Before I left him at Beit Bridge, which spanned the Limpopo River between South Africa and what was then known as Southern Rhodesia but since has been renamed Zimbabwe, he presented with me a little token of farewell which some folks might have thought inappropriate from one man to another. A lot of things, however, went on between him and me which were not exactly the order of the day between buddies of the male persuasion, so the music box that tinkled a song we had adopted as "ours" brought a lift to my heart and a mutual kiss to our lips.   

Thus it came about that my buddy would save my life a few weeks later, even though he remained in South Africa.   
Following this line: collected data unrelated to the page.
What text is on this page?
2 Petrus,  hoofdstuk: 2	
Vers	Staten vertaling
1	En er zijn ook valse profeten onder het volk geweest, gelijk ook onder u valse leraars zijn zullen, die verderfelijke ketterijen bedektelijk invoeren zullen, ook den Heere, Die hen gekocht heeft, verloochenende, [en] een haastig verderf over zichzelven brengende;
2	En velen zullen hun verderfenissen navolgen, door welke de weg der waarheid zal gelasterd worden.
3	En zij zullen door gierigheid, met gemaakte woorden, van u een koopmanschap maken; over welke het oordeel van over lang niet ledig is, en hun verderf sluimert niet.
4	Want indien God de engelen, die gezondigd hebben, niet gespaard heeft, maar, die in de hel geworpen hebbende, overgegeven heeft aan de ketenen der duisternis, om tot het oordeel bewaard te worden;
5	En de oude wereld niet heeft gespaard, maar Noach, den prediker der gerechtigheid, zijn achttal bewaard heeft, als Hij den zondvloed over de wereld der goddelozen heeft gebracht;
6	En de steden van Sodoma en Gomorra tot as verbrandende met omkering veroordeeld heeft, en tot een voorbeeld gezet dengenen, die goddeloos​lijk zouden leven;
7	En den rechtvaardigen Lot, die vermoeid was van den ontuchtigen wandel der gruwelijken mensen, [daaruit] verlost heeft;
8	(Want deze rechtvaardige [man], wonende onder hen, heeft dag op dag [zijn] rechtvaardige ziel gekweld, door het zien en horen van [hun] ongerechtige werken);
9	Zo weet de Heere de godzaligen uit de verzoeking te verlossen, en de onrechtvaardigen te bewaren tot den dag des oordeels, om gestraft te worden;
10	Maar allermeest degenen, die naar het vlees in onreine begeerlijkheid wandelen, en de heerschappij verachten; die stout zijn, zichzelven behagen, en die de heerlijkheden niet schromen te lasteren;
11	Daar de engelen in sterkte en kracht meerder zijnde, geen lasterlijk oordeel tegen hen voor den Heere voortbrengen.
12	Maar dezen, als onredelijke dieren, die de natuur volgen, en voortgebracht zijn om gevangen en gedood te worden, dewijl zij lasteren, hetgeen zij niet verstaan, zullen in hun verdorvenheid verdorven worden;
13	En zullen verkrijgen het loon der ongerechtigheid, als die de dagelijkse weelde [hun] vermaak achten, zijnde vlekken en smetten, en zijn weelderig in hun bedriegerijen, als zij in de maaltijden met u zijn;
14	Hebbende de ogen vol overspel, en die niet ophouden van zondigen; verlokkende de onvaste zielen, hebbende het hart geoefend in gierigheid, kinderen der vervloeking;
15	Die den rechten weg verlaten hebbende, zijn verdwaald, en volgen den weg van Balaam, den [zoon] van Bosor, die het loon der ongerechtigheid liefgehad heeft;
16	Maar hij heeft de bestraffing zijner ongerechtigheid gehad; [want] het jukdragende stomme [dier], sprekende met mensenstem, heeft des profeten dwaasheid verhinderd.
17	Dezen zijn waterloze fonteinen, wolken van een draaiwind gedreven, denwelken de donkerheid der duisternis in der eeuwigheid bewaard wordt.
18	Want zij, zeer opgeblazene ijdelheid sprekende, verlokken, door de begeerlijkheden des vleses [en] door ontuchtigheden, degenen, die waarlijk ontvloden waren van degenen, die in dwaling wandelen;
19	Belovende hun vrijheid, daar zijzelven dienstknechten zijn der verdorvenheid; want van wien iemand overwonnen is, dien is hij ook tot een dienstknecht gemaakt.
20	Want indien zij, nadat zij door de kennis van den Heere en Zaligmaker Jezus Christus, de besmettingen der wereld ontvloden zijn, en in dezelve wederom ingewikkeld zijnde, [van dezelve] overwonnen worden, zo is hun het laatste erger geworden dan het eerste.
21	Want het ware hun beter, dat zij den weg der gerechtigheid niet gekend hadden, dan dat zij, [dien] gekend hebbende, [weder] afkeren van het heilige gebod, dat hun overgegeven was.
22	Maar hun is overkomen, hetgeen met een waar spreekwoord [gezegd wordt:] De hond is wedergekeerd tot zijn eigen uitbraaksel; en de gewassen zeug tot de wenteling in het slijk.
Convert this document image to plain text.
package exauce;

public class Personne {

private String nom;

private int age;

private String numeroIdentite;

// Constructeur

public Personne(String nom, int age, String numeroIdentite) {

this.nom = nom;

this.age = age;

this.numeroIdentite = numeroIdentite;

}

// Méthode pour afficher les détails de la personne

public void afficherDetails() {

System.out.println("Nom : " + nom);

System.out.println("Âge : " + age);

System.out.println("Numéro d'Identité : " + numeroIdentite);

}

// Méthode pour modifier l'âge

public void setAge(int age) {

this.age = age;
One night I pitched camp in the Aberdare Range of Kenya. I had driven too long, and darkness fell before I found a suitable site. So I stumbled around with a flashlight which shone only a small patch of light in the nearly impenetrable darkness of a mountain forest. I laid out my sleeping roll and, as usual, serenaded myself to sleep with the music box, dreamily wishing for the warmth of the sweet young man I had left behind in South Africa. Off I went into slumber, but was awakened in the moments before dawn by the music box tinkling in my ear. I had apparently rolled over and struck it with my hand and it had started up again. I woke with a start and sat up. Then, above the tinkling of the music box, I heard what sounded like thunder, and the ground began to shake.   

In reflex action, I swept up my sleeping roll and raced up the hillside at the top of which I had parked the Road Angel. From there, in the budding light of day, I watched in horror as a 30-foot-high wall of water swept past. I had pitched camp in a wadi, or dry river bed, and a storm higher in the range had brought on a flash flood channeling down the mountain at a speed, I am sure, exceeding 60 miles an hour. Somewhere in the churning debris of mud, branches and rocks I glimpsed tumbling over the crest, my music box met a sorrowful fate.   

I packed my gear and drove away, remembering our discovery of the shrine inside that cave deep in the Kalahari and the gay rites of physical love we performed before it. Maybe the fertility goddess understood our kind as well as those breeders of her tribe, for although it had come about in a mysterious way, she had, through my partner, bestowed life. Upon me.